Victory at Vimy

January 26, 2011

Vimy, April 9th 1917, 5:30 a.m. Twenty thousand Canadian soldiers advance towards the deadly fire of enemy machine guns. Snow and hail whip their faces. The ground is muddy, cratered and crisscrossed with barbed wire. And yet, they will emerge victorious. And a recent acquisition of the Canadian War Museum will rekindle the memory of this decisive battle.

Pilgrimage of remembrance

Almost 20 years after the events of April 1917, 100,000 people, over 50,000 of them Canadian, British and French veterans, were reunited on Vimy Ridge. All had made the journey in order to take part in the official inauguration of the Canadian National Vimy Memorial, erected in honour of the brave soldiers who would return in triumph…and of those who never made it back home.

It is with great pride that all of the Canadians present displayed the Vimy Pilgrimage Medal. Crafted from a bronze alloy plated in silver, the medal was commissioned from the renowned badge-maker J.R. Gaunt & Son Ltd. by the Royal Canadian Legion. It was issued to mark the participation of veterans and their families in this momentous voyage.

Another important figure also wore the medal – King Edward the VIII. He had been offered a ‘royal’ version of the medal, in 10K gold, which he wore at the unveiling of the monument. In an article published in December 1936, the Canadian Geographic Journal, noted that “His majesty was dressed in formal morning attire.

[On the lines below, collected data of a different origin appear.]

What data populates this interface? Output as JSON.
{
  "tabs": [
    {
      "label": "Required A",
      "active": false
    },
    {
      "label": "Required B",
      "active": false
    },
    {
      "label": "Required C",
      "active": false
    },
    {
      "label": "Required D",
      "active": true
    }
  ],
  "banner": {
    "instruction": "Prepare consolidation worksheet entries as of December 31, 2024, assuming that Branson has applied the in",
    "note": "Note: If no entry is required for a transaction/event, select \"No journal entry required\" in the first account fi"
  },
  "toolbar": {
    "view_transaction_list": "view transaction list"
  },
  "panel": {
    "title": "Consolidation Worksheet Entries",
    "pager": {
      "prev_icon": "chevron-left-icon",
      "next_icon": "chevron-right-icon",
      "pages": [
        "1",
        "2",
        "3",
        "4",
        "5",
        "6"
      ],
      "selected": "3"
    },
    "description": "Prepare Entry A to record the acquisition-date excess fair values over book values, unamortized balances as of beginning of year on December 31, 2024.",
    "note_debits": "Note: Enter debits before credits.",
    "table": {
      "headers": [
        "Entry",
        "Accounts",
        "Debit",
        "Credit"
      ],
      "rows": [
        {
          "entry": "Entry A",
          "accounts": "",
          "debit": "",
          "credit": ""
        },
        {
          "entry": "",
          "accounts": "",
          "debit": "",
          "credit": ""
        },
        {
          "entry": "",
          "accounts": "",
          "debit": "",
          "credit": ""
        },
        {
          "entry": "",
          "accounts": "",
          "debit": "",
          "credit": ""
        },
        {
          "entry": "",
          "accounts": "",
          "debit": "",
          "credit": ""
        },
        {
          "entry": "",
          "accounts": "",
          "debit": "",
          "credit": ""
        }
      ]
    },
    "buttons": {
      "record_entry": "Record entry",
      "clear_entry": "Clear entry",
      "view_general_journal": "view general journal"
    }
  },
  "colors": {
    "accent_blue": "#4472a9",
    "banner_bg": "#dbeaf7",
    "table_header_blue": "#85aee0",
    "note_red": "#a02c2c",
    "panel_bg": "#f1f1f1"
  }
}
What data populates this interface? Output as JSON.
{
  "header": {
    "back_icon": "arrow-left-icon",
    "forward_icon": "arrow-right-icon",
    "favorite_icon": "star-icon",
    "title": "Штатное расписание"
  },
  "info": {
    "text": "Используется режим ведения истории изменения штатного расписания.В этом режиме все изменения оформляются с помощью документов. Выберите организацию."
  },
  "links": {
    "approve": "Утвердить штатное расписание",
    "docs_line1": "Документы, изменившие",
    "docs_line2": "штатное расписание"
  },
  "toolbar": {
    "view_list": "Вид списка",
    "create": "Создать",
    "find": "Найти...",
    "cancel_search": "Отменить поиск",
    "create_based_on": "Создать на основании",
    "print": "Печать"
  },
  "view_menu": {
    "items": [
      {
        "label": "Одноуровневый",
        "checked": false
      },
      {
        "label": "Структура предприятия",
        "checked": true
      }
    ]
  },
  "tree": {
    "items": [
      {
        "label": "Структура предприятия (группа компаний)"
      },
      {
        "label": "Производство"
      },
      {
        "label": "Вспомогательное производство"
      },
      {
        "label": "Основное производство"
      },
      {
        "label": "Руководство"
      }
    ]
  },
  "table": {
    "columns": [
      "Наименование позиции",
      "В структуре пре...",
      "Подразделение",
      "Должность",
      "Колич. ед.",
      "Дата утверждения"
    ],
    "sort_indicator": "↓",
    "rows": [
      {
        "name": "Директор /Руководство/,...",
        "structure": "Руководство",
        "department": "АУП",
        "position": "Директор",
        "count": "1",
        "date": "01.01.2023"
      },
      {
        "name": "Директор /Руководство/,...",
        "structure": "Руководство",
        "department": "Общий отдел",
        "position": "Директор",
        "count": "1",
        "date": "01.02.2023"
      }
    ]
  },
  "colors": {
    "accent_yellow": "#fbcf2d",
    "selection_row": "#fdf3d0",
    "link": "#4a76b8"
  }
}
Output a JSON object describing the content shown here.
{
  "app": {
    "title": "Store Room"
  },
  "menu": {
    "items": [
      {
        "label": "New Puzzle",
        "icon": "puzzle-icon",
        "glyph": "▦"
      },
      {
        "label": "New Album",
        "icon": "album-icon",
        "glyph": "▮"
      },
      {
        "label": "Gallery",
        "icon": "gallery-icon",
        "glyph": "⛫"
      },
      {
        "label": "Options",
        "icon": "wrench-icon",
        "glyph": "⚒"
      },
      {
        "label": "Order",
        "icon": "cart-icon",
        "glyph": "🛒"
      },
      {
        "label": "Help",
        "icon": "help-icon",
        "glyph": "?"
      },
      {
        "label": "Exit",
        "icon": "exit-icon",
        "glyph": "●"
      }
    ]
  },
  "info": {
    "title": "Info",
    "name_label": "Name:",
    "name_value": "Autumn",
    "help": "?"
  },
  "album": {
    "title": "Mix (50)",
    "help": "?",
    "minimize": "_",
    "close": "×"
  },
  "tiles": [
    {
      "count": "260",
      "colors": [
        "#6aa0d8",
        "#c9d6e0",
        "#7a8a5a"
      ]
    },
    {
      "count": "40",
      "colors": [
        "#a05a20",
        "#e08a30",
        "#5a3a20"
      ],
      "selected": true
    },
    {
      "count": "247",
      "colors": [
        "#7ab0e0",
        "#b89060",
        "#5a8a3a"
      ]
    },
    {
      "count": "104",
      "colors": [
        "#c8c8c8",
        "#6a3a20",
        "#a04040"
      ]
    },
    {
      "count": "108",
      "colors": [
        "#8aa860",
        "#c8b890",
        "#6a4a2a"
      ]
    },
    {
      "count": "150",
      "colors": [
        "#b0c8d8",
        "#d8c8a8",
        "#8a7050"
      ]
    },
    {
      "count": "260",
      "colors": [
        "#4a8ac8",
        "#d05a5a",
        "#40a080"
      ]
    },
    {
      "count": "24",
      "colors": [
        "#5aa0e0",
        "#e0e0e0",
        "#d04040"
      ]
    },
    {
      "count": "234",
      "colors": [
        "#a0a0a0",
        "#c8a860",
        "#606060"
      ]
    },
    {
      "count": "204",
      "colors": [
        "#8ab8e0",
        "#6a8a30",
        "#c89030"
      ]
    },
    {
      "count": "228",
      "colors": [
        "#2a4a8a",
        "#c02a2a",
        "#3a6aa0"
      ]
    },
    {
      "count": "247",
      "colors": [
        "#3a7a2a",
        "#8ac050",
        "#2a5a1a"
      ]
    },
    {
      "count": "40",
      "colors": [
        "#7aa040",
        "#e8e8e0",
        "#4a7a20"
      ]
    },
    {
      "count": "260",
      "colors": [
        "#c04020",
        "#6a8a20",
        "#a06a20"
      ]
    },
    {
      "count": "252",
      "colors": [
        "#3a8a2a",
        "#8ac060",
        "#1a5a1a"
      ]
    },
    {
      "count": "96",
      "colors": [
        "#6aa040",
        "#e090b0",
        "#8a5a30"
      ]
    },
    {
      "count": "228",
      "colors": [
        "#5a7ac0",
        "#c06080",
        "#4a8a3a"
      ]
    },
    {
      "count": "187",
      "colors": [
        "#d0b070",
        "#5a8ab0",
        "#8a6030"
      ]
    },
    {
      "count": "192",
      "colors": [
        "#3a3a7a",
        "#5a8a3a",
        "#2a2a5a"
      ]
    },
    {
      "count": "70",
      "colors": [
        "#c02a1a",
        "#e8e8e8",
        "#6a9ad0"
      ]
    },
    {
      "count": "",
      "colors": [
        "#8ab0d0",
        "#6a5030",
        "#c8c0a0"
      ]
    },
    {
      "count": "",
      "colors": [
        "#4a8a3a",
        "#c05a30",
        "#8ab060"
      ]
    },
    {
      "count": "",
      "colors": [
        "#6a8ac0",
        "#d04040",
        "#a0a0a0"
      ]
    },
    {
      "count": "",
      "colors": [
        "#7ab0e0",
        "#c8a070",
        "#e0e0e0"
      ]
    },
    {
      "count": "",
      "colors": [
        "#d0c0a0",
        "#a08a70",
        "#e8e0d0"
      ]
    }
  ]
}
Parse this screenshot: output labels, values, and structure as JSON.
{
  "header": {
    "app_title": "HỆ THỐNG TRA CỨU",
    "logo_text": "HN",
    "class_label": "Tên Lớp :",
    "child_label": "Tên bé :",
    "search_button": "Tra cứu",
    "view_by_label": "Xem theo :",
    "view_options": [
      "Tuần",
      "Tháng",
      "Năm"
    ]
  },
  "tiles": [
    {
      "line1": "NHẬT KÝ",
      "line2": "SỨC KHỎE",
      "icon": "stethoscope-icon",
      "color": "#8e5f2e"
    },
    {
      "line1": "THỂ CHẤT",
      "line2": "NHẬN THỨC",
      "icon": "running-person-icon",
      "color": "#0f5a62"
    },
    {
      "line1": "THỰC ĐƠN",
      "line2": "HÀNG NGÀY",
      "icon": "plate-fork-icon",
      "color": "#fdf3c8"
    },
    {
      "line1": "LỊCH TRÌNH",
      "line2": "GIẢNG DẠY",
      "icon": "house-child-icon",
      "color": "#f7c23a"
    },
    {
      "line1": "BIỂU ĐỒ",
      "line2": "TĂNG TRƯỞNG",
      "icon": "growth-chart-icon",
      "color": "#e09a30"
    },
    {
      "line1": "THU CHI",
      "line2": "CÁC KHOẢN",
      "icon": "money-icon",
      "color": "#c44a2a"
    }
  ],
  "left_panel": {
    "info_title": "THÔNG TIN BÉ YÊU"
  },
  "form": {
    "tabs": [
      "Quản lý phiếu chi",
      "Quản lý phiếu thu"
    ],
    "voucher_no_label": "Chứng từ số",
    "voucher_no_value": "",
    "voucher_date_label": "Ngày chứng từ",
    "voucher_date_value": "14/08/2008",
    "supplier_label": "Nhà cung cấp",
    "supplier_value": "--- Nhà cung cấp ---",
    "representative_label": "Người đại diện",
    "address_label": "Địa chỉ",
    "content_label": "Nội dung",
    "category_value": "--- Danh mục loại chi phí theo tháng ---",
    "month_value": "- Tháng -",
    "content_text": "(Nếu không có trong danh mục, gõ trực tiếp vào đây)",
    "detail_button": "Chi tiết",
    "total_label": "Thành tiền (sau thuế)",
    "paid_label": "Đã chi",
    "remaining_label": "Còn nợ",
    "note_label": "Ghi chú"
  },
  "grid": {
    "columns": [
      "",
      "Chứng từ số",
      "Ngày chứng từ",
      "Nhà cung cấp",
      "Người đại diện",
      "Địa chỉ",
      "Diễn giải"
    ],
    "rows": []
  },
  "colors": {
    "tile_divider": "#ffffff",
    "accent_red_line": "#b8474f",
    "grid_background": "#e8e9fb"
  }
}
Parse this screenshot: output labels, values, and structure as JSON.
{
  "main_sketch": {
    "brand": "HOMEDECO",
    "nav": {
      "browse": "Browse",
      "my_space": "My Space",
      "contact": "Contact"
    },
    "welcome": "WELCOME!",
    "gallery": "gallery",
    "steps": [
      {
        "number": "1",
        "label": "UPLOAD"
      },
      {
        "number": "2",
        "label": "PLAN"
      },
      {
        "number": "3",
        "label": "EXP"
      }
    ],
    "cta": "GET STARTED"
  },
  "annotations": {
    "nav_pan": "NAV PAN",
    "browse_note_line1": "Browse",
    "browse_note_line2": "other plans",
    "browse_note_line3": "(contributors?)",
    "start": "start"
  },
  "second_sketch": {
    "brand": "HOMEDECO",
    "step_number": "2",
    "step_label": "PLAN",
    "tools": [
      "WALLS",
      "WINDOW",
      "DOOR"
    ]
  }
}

On his left breast he wore the many decorations and war service medals he earned two decades ago, and on the right lapel the Vimy Pilgrimage badge. This was noted keenly by the pilgrims, who were not lacking in appreciation of this evidence of royal thoughtfulness.” It was the very same medal which now makes its official debut at the Canadian War Museum.

Royal bidding

A long and chaotic road separated the ceremony of July 1936 and the medal’s official presentation to the Museum on January 20, 2011. One must remember, of course, that only a few months after the inauguration of the Canadian National Vimy Memorial, Edward VIII abdicated the British throne in order to marry Wallis Simpson, an American divorcée. He subsequently became the Duke of Windsor and never ceased to express his undying devotion to his Duchess, lavishing her with jewels from the finest houses such as Cartier and Van Cleef and Arpels. After spending the remainder of his life in relative exile, in France and the Bahamas, the Duke died in Paris in 1972.

In 1987, one year after the demise of the Duchess, her impressive collection of jewels and other personal effects were put on auction at Sotheby’s with proceeds going to the Pasteur Institute. The Vimy Pilgrimage Medal purchased by an anonymous bidder was amongst the personal memorabilia of the Duke of Windsor, which included swords, medals, military buckles and buttons.

On November 30th 2010, the medal reappeared at a new auction. Aware of its historic significance, the Museum acquired it for nearly $20,000 – thanks to the generous support of the Vimy Foundation.

This historic medal, which made the pilgrimage from Canada to commemorate the courage of our troops, has finally returned home…as a potent symbol of the respect the King conveyed long ago to Canadian veterans – for their valiant exploits and sacrifice in service to their country.